Oluce, Italy’s oldest lighting design company continues to innovate and collaborate, President Antonio Verderi tells Ola Bednarczuk.
December 1st, 2011
Established in 1945, Oluce’s story is one of tradition and strong relationships with a series of established and emerging designers.
Current president Antonio Verderi has been involved with Oluce since 1975. With the company then owned by his father, Verderi would spend several months a year working in the factory, mounting lamps and helping out.
Verderi
In 1995 he took over management of Oluce, informed by his in-depth knowledge of the collection – right down to how the pieces operated and were put together.
Vico Magistretti, Atollo, 1977
The aim was always to keep the company small and niche.
“We don’t want to be an IBM company,” Verderi says. “We want to maintain more or less our dimension, because we don’t want to be a slave to turnover. We want to be a small to medium company, probably more small than medium, to bring a certain touch, a certain product, which is addressed to a small niche of the market – but in the end it’s that market that recognises the collection as a valuable part of Italian design.”
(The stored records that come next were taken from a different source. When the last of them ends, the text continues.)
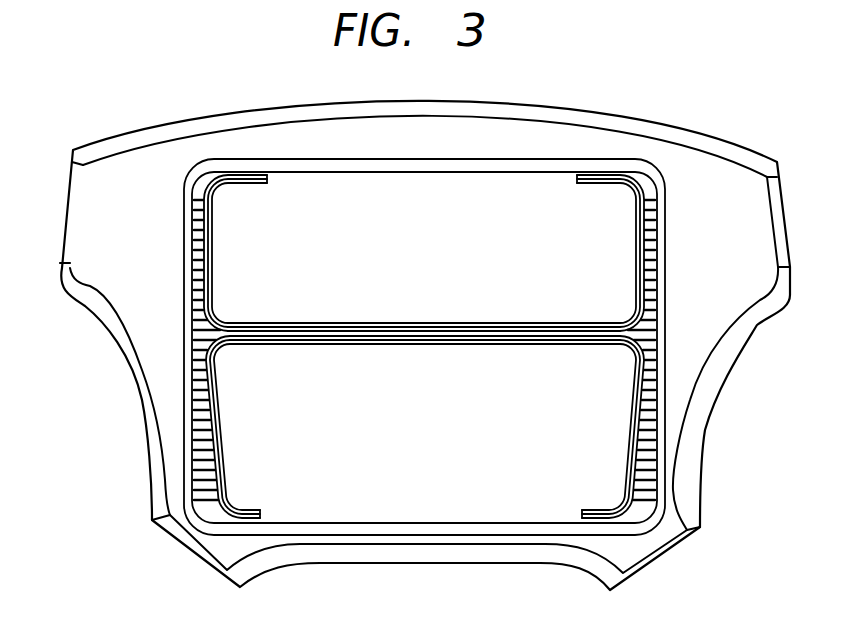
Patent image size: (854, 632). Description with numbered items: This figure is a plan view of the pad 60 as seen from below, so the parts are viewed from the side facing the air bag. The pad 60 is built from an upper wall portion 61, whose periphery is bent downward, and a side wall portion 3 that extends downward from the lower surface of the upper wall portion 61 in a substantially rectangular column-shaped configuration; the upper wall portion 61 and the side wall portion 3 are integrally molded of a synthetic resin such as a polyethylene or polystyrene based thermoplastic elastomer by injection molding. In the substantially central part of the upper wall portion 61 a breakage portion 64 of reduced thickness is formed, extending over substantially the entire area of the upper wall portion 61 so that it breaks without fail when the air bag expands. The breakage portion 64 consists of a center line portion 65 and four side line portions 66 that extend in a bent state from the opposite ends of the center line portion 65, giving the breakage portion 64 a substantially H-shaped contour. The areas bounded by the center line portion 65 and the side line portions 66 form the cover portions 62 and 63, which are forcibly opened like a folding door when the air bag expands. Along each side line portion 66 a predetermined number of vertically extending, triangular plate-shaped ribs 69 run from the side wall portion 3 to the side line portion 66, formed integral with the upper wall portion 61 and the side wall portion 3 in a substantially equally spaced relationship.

The pad 60 is at (150, 125).
The upper wall portion 61 is at (267, 138).
The cover portion 62 is at (233, 198).
The cover portion 63 is at (427, 365).
The breakage portion 64 is at (470, 337).
The center line portion 65 is at (470, 337).
The side line portion 66 is at (207, 247).
The rib 69 is at (194, 276).
The side wall portion 3 is at (183, 182).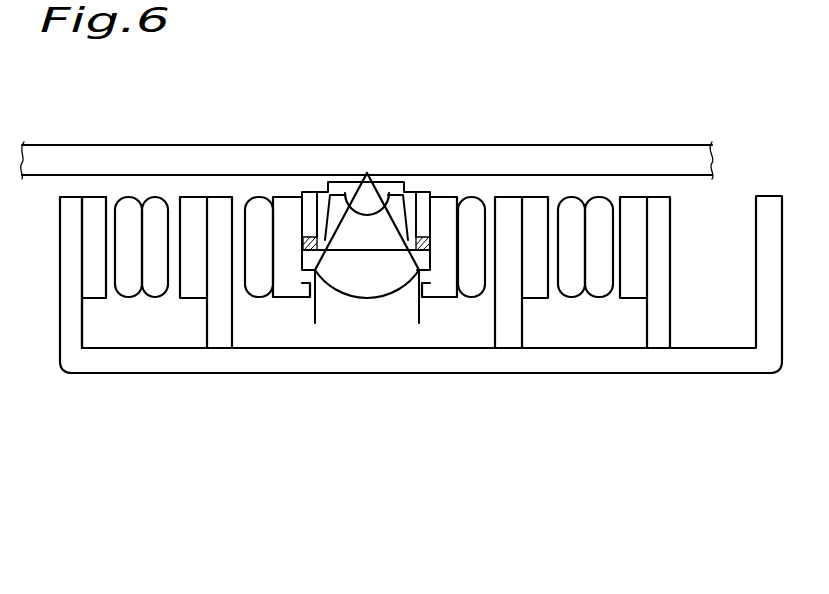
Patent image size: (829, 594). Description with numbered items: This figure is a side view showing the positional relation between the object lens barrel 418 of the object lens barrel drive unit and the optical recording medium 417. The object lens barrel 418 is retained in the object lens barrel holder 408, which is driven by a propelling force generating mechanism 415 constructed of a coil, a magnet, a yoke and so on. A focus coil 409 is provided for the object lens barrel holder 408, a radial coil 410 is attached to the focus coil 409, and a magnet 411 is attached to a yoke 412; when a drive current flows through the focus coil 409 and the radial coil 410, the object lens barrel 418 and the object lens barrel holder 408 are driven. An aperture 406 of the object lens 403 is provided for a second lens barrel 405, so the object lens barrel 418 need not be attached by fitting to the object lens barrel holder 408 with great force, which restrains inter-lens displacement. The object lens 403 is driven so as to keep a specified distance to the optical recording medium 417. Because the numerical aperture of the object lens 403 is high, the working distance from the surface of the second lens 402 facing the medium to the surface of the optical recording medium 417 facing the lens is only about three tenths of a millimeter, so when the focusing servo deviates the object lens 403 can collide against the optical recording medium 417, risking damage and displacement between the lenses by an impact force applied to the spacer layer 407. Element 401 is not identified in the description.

The conical pivot body 401 is at (364, 275).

Vico Magistretti, Sonora, 1976
Verderi prides Oluce on the “image of the product, purity of the shape and innovation of the concept”. The company produces between 1000-2000 pieces a year, enough to be manageable by a small team. 95% of the products, Verderi says, are produced within 50km of the Oluce factory in Milan, to enable the company to manage the process and associated services directly.
Oluce also has a history of close collaboration with established designers, as well as seeking out unknown names. In 1997 they became the first company to collaborate with the Campana Brothers, producing the Estela lamp.
Campana Brothers, Estela, 1997
In 2003 Verderi discovered Japanese designer Oki Sato, aka Nendo, at the Satellite Design Fair and approached him to design for Oluce. Nendo’s first piece for the company, Sorane, was a disc of plexiglass illuminated by concealed LEDs, hooked up to a speaker that played sound from above.
“It was fantastic,” Verderi recalls. “Unfortunately, we were much too in advance. We were much too in advance for the taste, and that was a lesson that cost a lot. But then the investment has paid back, because when you see a good idea you must realise that sometimes you must wait for the right time to introduce it.”
Nendo’s Switch lamp, a metal table or floor lamp with a rotating reflector that controls the amount of light, faced a similar scenario. Made in 2007, the piece is only recently seeing significant sales.
Nendo, Switch, 2007
“It took nearly 3 years,” Verderi says. “In the case of Sorane we were 7 years in advance. Sometimes you must have the patience to wait 5, even 7 years.”
That patience is anchored in belief in the product which, despite the diverse designers on board, is characterised by simplicity. A good idea for a design, Verderi says, is one that can be explained verbally without the need for visual aid. One piece created by Vico Magistretti, art director and chief designer at Oluce for decades, was delivered to Verderi by telephone. “Listen carefully,” Verderi was instructed – which led to one of the last pieces Magistretti created, 2 years before his death.
“Until you can address to a manufacturer without even the drawing; if you are able to describe the concept on the telephone and perform the idea of the shape and the concept you want to achieve, it means you have achieved simplicity,” Verderi says.